Três dias depois de sofrer a lesão, Rakus começou a mastigar folhas de um cipó chamado Akar Kuning (Fibraurea tinctoria) mas, ao invés de ingeri-lo, pôs o sumo da planta sobre o ferimento aberto e o cobriu completamente com a polpa do cipó.

Cinco dias depois, o ferimento fechou e após duas semanas, deixou apenas uma cicatriz aparente.

O medicamento usado faz parte da farmacopeia tradicional da região, da China ao sudeste asiático.

Graças a suas propriedades antibacterianas e anti-inflamatórias, este cipó e outros similares "são usados como medicamentos tradicionais para diferentes doenças, como a malária", segundo a bióloga citada.

Trata-se do primeiro "caso documentado de tratamento de uma lesão por um animal selvagem com uma espécie de planta que contém substâncias biológicas ativas", destacou o estudo.

Se for confirmado mediante outras observações, este caso integraria uma lista crescente de comportamentos de automedicação de animais, especialmente primatas.

Na década de 1960, a primatologista Jane Goodall observou pela primeira vez que os chimpanzés consumiam folhas cuja função antiparasitária foi revelada posteriormente.

Esse mesmo comportamento foi observado desde então em bonobos e gorilas, que selecionam cuidadosamente as plantas a ingerir e cujo conhecimento seria passado pelas fêmeas.

- Coincidência ou comportamento intencional? -

Mais recentemente, os pesquisadores observaram orangotangos-de-bornéu, também silvestres, mastigando folhas de uma planta medicinal antes de friccionar suas extremidades. A Dracenea cantleyi é usada pelas populações indígenas para tratar dores musculares e articulares.

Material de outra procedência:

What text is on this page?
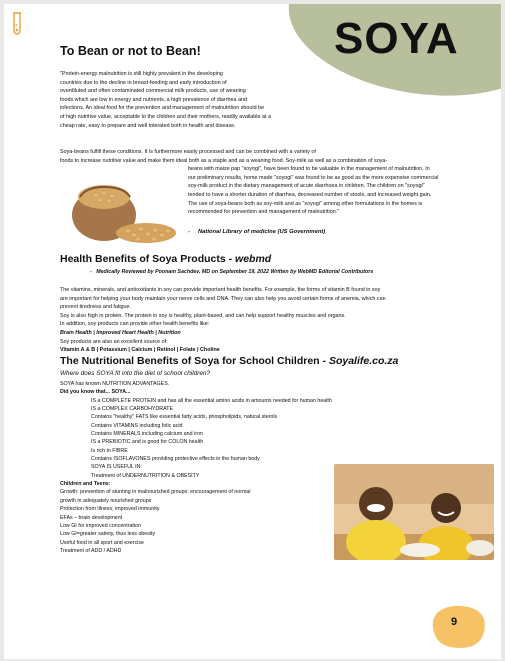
SOYA
To Bean or not to Bean!
"Protein-energy malnutrition is still highly prevalent in the developing
countries due to the decline in breast-feeding and early introduction of
overdiluted and often contaminated commercial milk products, use of weaning
foods which are low in energy and nutrients, a high prevalence of diarrhea and
infections. An ideal food for the prevention and management of malnutrition should be
of high nutritive value, acceptable to the children and their mothers, readily available at a
cheap rate, easy to prepare and well tolerated both in health and disease.
Soya-beans fulfill these conditions. It is furthermore easily processed and can be combined with a variety of
foods to increase nutritive value and make them ideal both as a staple and as a weaning food. Soy-milk as well as a combination of soya-
beans with maize pap "soyogi", have been found to be valuable in the management of malnutrition. In
our preliminary results, home made "soyogi" was found to be as good as the more expensive commercial
soy-milk product in the dietary management of acute diarrhoea in children. The children on "soyogi"
tended to have a shorter duration of diarrhea, decreased number of stools, and increased weight gain.
The use of soya-beans both as soy-milk and as "soyogi" among other formulations in the homes is
recommended for prevention and management of malnutrition."
-     National Library of medicine (US Government)
Health Benefits of Soya Products - webmd
-   Medically Reviewed by Poonam Sachdev, MD on September 19, 2022 Written by WebMD Editorial Contributors
The vitamins, minerals, and antioxidants in soy can provide important health benefits. For example, the forms of vitamin B found in soy
are important for helping your body maintain your nerve cells and DNA. They can also help you avoid certain forms of anemia, which can
prevent tiredness and fatigue.
Soy is also high in protein. The protein in soy is healthy, plant-based, and can help support healthy muscles and organs.
In addition, soy products can provide other health benefits like:
Brain Health | Improved Heart Health | Nutrition
Soy products are also an excellent source of:
Vitamin A & B | Potassium | Calcium | Retinol | Folate | Choline
The Nutritional Benefits of Soya for School Children - Soyalife.co.za
Where does SOYA fit into the diet of school children?
SOYA has known NUTRITION ADVANTAGES.
Did you know that... SOYA...
IS a COMPLETE PROTEIN and has all the essential amino acids in amounts needed for human health
IS a COMPLEX CARBOHYDRATE
Contains "healthy" FATS like essential fatty acids, phospholipids, natural sterols
Contains VITAMINS including folic acid
Contains MINERALS including calcium and iron
IS a PREBIOTIC and is good for COLON health
Is rich in FIBRE
Contains ISOFLAVONES providing protective effects in the human body
SOYA IS USEFUL IN:
Treatment of UNDERNUTRITION & OBESITY
Children and Teens:
Growth: prevention of stunting in malnourished groups; encouragement of normal
growth in adequately nourished groups
Protection from illness; improved immunity
EFAs – brain development
Low GI for improved concentration
Low GI=greater satiety, thus less obesity
Useful food in all sport and exercise
Treatment of ADD / ADHD
9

O estudo considera que o comportamento de Rakus, assim como o de seus congêneres de Bornéu, foi intencional. Um tratamento repetido e meticuloso de uma parte específica do corpo, "que levou um tempo considerável", segundo Isabelle Laumer.

A doutora Caroline Schuppli, coautora do estudo, não exclui a possibilidade de uma "inovação individual" de origem acidental.

Rakus poderia ter aplicado sem querer o sumo da planta sobre o ferimento, logo após ter levado os dedos à boca. Como a planta tem efeito analgésico, os símios "podem sentir um alívio imediato, o que os levaria a repetir a operação várias vezes", segundo esta encarregada do grupo Desenvolvimento e Evolução Cognitiva no Max Planck.

Como este comportamento não foi observado até agora em nível local, a pesquisadora não exclui que esteja presente na região de origem de Rakus, pois os orangotangos jovens abandonam sua área natal após a puberdade.

O fato de, assim como os seres humanos, os primatas poderem tratar ativamente uma lesão desta maneira sugere que "nosso último ancestral comum já usava formas similares de tratamento com unguentos", afirma Schuppli.